EA offers loot boxes in FIFA games — one of its biggest franchises — but it received the most backlash over loot boxes included in 2017’s Star Wars Battlefront II. Players complained that it was virtually impossible to advance their characters without purchasing loot boxes. They could grind (or pour lots of hours into tedious and repetitive in-game actions to make incremental progress), or they could spend a few bucks and acquire needed items instantly. EA eventually removed paid loot boxes from the game altogether.
Asked point-blank if she thinks EA’s use of “surprise mechanics” is ethical, Hopkins concluded, “For all of the games we have on the market that have a randomized content mechanic, a surprise mechanic, a loot box, I have no qualms that they’re implemented in an unethical way.”
As Ryan Brown — a gaming expert who spoke to the BBC — pointed out, the difference between loot boxes and products like Kinder Eggs is that people who purchase Kinder Eggs know what they’re getting inside: a toy. People who purchase loot boxes are often aiming to get the rarest item that could come inside it, but the chances of winning that item are incredibly slim.
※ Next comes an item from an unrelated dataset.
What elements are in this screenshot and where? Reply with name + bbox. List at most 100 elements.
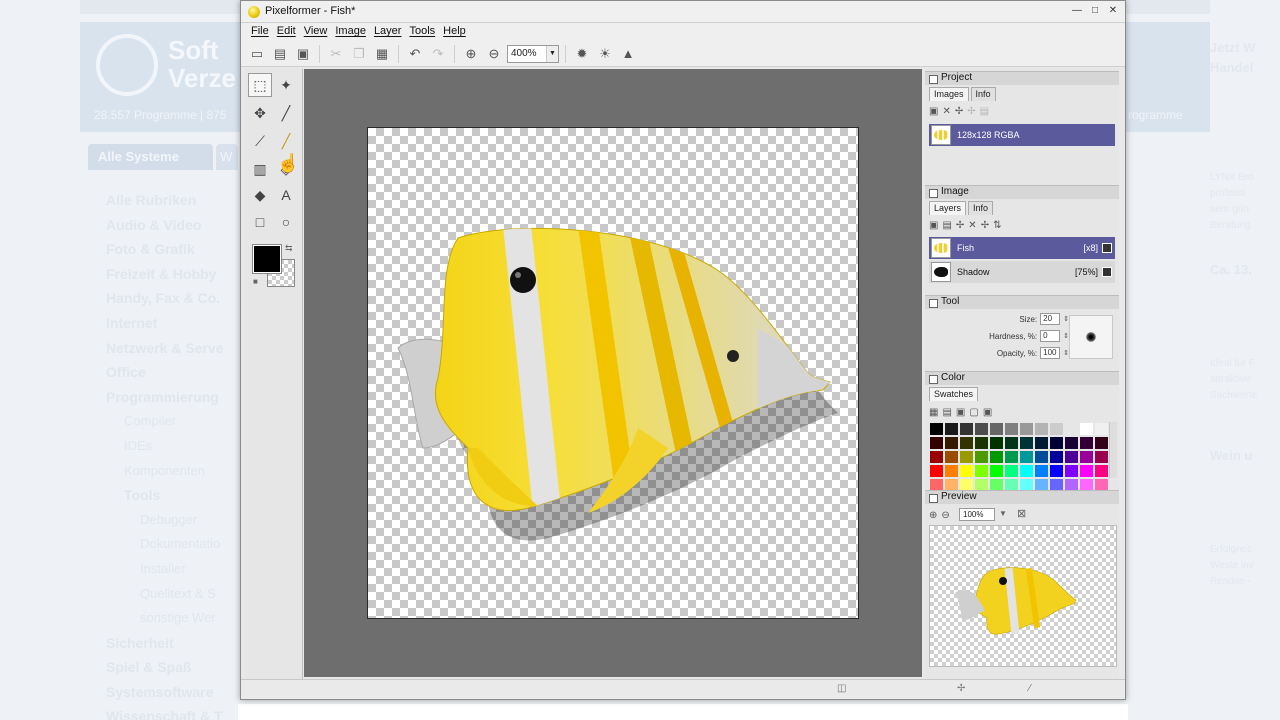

Epic Games faced questions about Fortnite’s young-skewing user base
When questioning turned to Epic, it was less about loot boxes (which Fortnite tweaked majorly in January, so it now shows players all the items they’ll actually get when they purchase a loot box) and more about microtransactions. For those unfamiliar, Fortnite is a free game, but unless players want to be stuck with a basic character appearance and gear, they’ll need to purchase digital skins from Fortnite’s store. Its digital currency, V-Bucks, can be bought at $9.99 for 1,000. Character skins and gear — including gliders and harvesting tools — can be bought for 200 V-Bucks (or all the way up to 2,000) for the rarest items.
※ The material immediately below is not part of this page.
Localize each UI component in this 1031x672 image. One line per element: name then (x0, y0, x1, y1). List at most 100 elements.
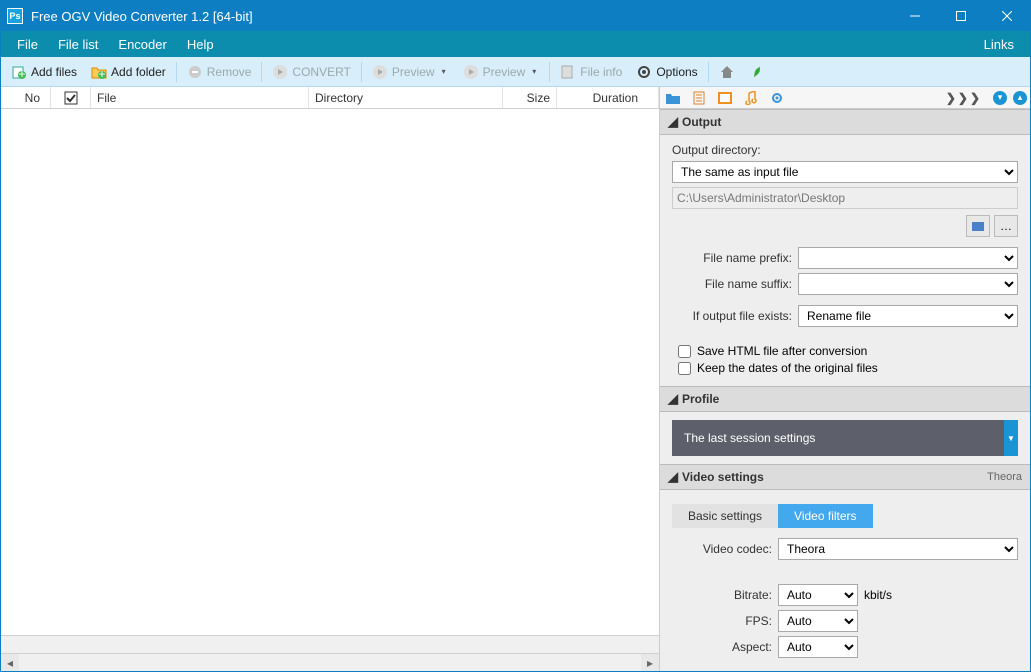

The Parliament wanted to know exactly how much Fortnite’s players are spending to purchase these skins. But Epic wouldn’t reveal those figures.
Epic also dismissed Parliament’s concerns about the fact that it has a large user base of kids under 18. Vice reports that the company’s general counsel, Canon Pence, told Parliament that Epic wants to “collect the minimal amount” of personal information possible about its players, and that “we don’t believe […] we need age to deliver what’s been requested by the [Fortnite] account holder.”
Parliament member Ian Lucas asked, “So you don’t think it’s necessary to comply with data regulations and laws by establishing the age of the people who play your game?”
“We don’t,” Pence replied.
Jim Sterling, a British YouTuber (811K subscribers) and self-dubbed “video game not-journalist,” uploaded a scathing critique of the hearing, particularly Hopkins’ comments.
“EA is now trying to rebrand loot boxes. It’s trying to sidestep all of the controversy, all of the community backlash, all of the negative social, political, legal, financial implications, not by addressing the issue, not by removing them, not by trying to ix them, not by considering the ethical concerns surrounding them at all, but instead by simply renaming them,” he says.
Then, sarcastically, “After all, you can’t criticize an EA game for not having loot boxes if they’re not called loot boxes.”
The U.K. Parliament isn’t the only political head with an eye on loot boxes. Recently, Michigan Senator Josh Hawley announced he plans to introduce a bill that would prohibit the sale of loot boxes in any game aimed at kids under 18. And this August, the Federal Trade Commission plans to hold a workshop to discuss loot boxes with members of the gaming industry.